Bruno Martins – brunomartins@radioliberdade.com.br

Tinha tudo para ser uma classificação épica. O time precisava vencer por quatro gols de diferença, o treinador estreava, o time foi mudado e a torcida não acreditava. Olha só, que novidade! O atleticano, que sempre tem muita esperança, dessa vez estava desacreditado.

Menos de 10 mil torcedores foram ao Mineirão acompanhar o Galo contra o Vitória. Desde o início, o Alvinegro pressionou. Jogou como o torcedor quer, com garra, luta e seriedade. A noite só não era de Diego Taderlli, que não dava sorte nas finalizações. Em uma delas, a bola foi na trave. No rebote, o volante Renan marcou o primeiro gol com a camisa do Atlético, aos 25 minutos do primeiro tempo.

A partir daí o torcedor começou a acreditar. Ainda mais que o Vitória foi um time covarde, jogava com apenas um atacante e não criou sequer uma chance de gol na etapa inicial. O time mineiro continuou abafando o Rubro-negro baiano. Tardelli continuava sem inspiração, Eder prendia demais a bola.

Mesmo assim, Fabiano ainda mandou uma bola na trave. Na volta para o segundo tempo, o time voltou no mesmo ritmo. Mas Eder e Tardelli pecavam nas conclusões. E quem teve a grande oportunidade foi o Vitória. Dentro da área, Rafael Miranda derrubou Adriano, que tinha entrado há pouco, no lugar de Ramon. Pênalti.

Neto baiano foi para cobrança. Se fizesse, o Galo teria que marcar mais quatro gols para se classificar. Ou seja, seria o gol da eliminação. Estava nas mãos do tão criticado Juninho. E não é que ele pegou! O goleiro atleticano defendeu a cobrança e reacendeu a esperança alvinegra. Aí a empolgação tomou conta.

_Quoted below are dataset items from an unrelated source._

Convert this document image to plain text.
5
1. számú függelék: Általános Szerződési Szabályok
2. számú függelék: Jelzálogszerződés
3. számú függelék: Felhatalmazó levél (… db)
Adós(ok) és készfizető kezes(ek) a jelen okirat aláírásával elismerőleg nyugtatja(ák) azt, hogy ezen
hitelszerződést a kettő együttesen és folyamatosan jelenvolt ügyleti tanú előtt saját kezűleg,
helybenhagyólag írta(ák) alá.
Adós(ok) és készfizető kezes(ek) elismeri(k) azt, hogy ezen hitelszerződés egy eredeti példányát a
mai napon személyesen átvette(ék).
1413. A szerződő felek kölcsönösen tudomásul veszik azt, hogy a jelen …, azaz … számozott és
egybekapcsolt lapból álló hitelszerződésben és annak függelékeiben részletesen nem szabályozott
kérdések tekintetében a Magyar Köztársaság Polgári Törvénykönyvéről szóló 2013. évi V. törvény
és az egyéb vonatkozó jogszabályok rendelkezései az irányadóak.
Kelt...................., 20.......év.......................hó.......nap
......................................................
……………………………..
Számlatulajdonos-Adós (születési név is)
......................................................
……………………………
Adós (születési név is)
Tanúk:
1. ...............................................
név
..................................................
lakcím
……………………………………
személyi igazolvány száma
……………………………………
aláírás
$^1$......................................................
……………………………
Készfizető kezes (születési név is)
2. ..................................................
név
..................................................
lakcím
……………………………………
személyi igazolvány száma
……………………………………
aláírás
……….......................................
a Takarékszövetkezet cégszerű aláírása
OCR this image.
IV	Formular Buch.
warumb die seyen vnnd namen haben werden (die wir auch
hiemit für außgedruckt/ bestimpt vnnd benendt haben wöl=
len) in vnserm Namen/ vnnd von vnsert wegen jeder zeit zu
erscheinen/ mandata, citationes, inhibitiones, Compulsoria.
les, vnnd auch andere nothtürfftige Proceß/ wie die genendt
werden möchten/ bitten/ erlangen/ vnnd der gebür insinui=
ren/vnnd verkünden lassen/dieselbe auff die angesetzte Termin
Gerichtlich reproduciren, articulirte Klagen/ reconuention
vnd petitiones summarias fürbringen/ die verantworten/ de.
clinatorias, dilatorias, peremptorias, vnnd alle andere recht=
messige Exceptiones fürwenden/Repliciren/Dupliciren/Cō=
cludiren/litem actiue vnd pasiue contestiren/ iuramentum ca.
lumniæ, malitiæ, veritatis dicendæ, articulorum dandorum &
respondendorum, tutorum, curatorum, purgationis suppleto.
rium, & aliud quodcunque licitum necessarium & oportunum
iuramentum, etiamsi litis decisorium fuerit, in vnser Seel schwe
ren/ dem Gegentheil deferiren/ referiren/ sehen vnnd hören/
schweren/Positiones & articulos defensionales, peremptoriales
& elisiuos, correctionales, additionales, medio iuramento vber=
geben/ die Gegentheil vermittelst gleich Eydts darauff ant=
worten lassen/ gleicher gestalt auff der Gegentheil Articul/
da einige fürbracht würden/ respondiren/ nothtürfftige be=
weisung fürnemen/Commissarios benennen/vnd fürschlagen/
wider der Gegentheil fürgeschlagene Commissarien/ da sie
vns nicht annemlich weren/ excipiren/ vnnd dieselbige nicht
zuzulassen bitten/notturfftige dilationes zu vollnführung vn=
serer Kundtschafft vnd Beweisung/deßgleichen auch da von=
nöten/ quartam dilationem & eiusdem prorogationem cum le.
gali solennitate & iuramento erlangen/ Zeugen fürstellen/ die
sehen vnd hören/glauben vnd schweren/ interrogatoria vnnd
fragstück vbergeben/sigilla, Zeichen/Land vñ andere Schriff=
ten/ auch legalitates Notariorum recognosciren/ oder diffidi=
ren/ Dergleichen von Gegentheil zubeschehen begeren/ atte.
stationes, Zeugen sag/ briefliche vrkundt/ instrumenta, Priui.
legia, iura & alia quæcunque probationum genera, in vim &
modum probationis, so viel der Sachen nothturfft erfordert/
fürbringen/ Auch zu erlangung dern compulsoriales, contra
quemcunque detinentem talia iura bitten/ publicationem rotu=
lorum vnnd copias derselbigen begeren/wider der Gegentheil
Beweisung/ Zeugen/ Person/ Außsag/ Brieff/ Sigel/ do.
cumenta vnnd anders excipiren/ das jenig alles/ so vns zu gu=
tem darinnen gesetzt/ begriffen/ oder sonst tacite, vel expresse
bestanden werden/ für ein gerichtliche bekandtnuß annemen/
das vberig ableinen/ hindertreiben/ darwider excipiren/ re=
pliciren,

Celso Roth, o estreante, resolveu modificar. Tirou Fabiano colocou Tchô. Sacou Rafael Miranda para a entrada do atacante  Alessandro. E aos 20 minutos, Welton Felipe não desperdiçou o bom cruzamento de Thiago Feltri, em cobrança de falta e aumentou a vantagem: dois a zero. O time continuou em cima dos baianos.

Elder Granja também foi a jogo.  O lateral entrou no lugar de Marcos Rocha e iniciou a jogada do terceiro gol. Depois de desarmar o zagueiro do Vitória, ele tocou para Tchô, que acertou um belo cruzamento na cabeça de Alessandro. Três a zero, aos quarenta minutos do segundo tempo. Com o resultado, a decisão estava indo para as cobranças de pênaltis. 

Mas a chance da classificação esteve nos pés do artilheiro Tardelli. No último lance do jogo, o atacante recebeu livre, era ele e o goleiro Viáfara. Mas o chute saiu fraco e a partida foi mesmo para as cobranças na marca da cal. No Rio, a imprensa diz que tem coisa que só acontece com o Botafogo.

Eu vou mais além: Tem coisa que só acontece com o Botafogo, as outras acontecem com o Galo. Depois de tudo isso, o Atlético ainda conseguiu sair da competição na disputa de pênaltis. Pior, e na última cobrança. Todo mundo tinha acertado, na quinta cobrança alvinegra, Leandro Almeida bateu e Viafará defendeu.

E o Vitória foi às quartas-de-final. É muito sofrimento para a massa atlética, a torcida não merecia isso. Mas valeu pelo brio e a garra dos atletas. O Atlético agora joga suas fichas no Brasileirão. A estreia é neste sábado, às 18h30, contra o Avaí, em Santa Catarina.